Элегантную даму в "седане" разозлил внезапный толчок, и она довольно резко спросила через стекло у шофера:
- Что это было, Уильям?
- Мы только что переехали пешехода, госпожа.
- Всего-то? Во всяком случае, ты должен быть осторожнее.- Женщина повернулась к своей дочери.- Уильям только что переехал пешехода, и мы чуть подскочили.
Девочка с гордостью смотрела на свое новое платье. Сегодня ей исполнялось восемь лет, и она ехала с визитом к бабушке. Ее скрюченные, тронутые атрофией ножки ритмично раскачивались. Мать с гордостью подчеркивала, что малютка никогда не пыталась ходить. Однако она явно пыталась мыслить, потому что ее мучил какой-то вопрос. Наконец она обратилась к матери.
- Мама,- спросила она,- а пешеходы испытывают боль так же, как и мы?
- Конечно, нет, дорогая. Они не такие, как мы, некоторые даже утверждают, что они вообще не люди.
- А кто - обезьяны?
- Нет, они стоят выше обезьян, но значительно ниже автомобилистов.
Машина продолжала мчаться вперед.
А позади на шоссе остался застывший от ужаса маленький мальчик, рыдающий над окровавленным телом своей матери, которое с трудом сумел оттащить на обочину. Он оставался там до следующего утра, а затем оставил мать и медленно пошел к лесу. Он устал и был голоден и несчастен, но на вершине холма на минуту задержался и яростно потряс кулаком.
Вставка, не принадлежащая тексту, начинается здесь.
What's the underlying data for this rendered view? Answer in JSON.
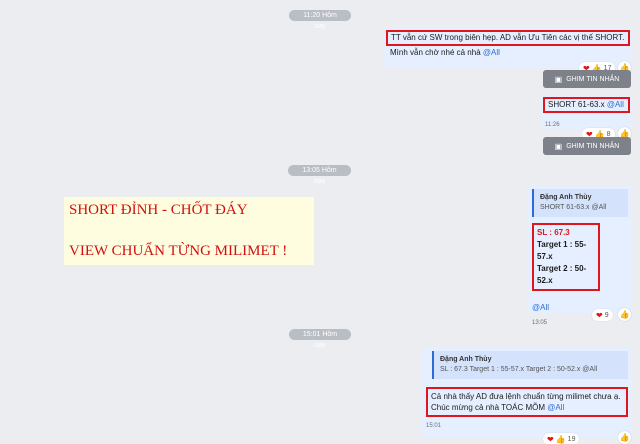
{
  "chat": {
    "time_dividers": [
      "11:20 Hôm nay",
      "13:05 Hôm nay",
      "15:01 Hôm nay"
    ],
    "msg1": {
      "line1": "TT vẫn cứ SW trong biên hẹp. AD vẫn Ưu Tiên các vị thế SHORT.",
      "line2": "Mình vẫn chờ nhé cả nhà ",
      "mention": "@All",
      "heart_count": "17",
      "pin_label": "GHIM TIN NHẮN"
    },
    "msg2": {
      "text": "SHORT 61-63.x ",
      "mention": "@All",
      "time": "11:26",
      "heart_count": "8",
      "pin_label": "GHIM TIN NHẮN"
    },
    "promo": {
      "line1": "SHORT ĐỈNH - CHỐT ĐÁY",
      "line2": "VIEW CHUẨN TỪNG MILIMET !"
    },
    "msg3": {
      "quote_name": "Đặng Anh Thùy",
      "quote_text": "SHORT 61-63.x @All",
      "sl": "SL : 67.3",
      "target1": "Target 1 : 55-57.x",
      "target2": "Target 2 : 50-52.x",
      "mention": "@All",
      "time": "13:05",
      "heart_count": "9"
    },
    "msg4": {
      "quote_name": "Đặng Anh Thùy",
      "quote_text": "SL : 67.3 Target 1 : 55-57.x Target 2 : 50-52.x @All",
      "line1": "Cả nhà thấy AD đưa lệnh chuẩn từng milimet chưa ạ.",
      "line2": "Chúc mừng cả nhà TOÁC MÕM ",
      "mention": "@All",
      "time": "15:01",
      "heart_count": "19"
    }
  },
  "icons": {
    "heart": "heart-icon",
    "thumb": "thumbs-up-icon",
    "like": "like-icon",
    "pin": "pin-icon"
  },
  "colors": {
    "red_highlight": "#e0161b",
    "bubble_bg": "#e5efff",
    "mention_blue": "#2c6bd6",
    "promo_bg": "#fffde0",
    "promo_text": "#d10f0f"
  }
}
В тот день в душе его родилась глубокая ненависть.
Мир помешался на автомобилях. Дорожные полицейские раздраженно посматривали на медленно бредущих пешеходов, которые угрожали цивилизации, являлись шагом назад на пути прогресса, вызовом развитию науки. В человеческом теле признавался лишь разум.
Постепенно машины заменили работу мышц, как средства, ведущего к цели. Жизнь состояла из серии взрывов смеси бензина или спирта с воздухом или из разрежения пара в цилиндрах и турбинах, что давало человеку силу, которую можно использовать. Человечество добивалось своих целей благодаря механической энергии, создаваемой в больших количествах и передаваемой по проводам в виде электричества.
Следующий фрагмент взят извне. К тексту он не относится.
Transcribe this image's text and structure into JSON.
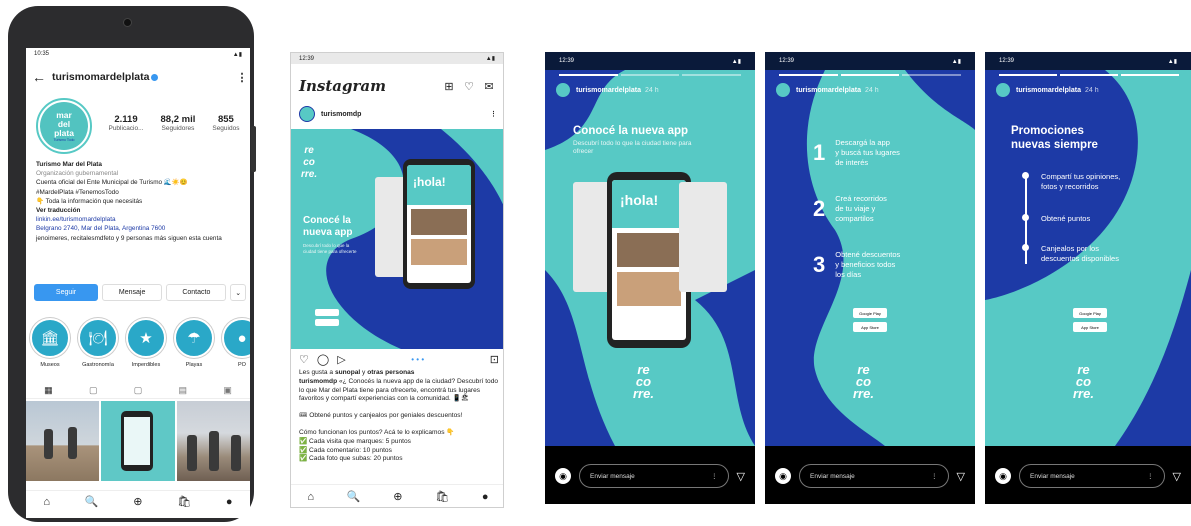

Небо служило самолетам, причем более высокие уровни предназначались для междугородних перелетов, а низшие для пригородного движения. Дороги - все из железобетона, в основном, односторонние, определяли допустимое количество машин, позволяющее избегать непрерывных столкновений. Некоторая часть людей с готовностью взмыла в небо, но подавляющее большинство из-за отсутствия достаточного числа воздушных коридоров была вынуждена остаться на земле.
По мере того как улучшались автомобили, человеческие ноги все более атрофировались. Наследники Форда, которым уже не хватало езды за пределами дома, придумали небольшой одноместный экипаж для использования в доме, а лестницы заменили изогнутыми дорожками. Люди начали жить в металлических коробках, покидая их только на ночь. Со временем, частью по необходимости, а частью по собственной воле, машину ввели в спорт и игры. Спроектировали специальные модели для игры в гольф; дети в парках, сидя в дрезинах, крутили колеса; девушки плавали в тропических водах Флориды, лежа в амфибиях. Человечество перестало пользоваться нижними конечностями.
Бездействие ног влекло за собой атрофию, атрофия вызвала постепенные отчетливые изменения в строении тела, а они в свою очередь повлияли на новую концепцию женской красоты. Все это произошло на протяжении веков.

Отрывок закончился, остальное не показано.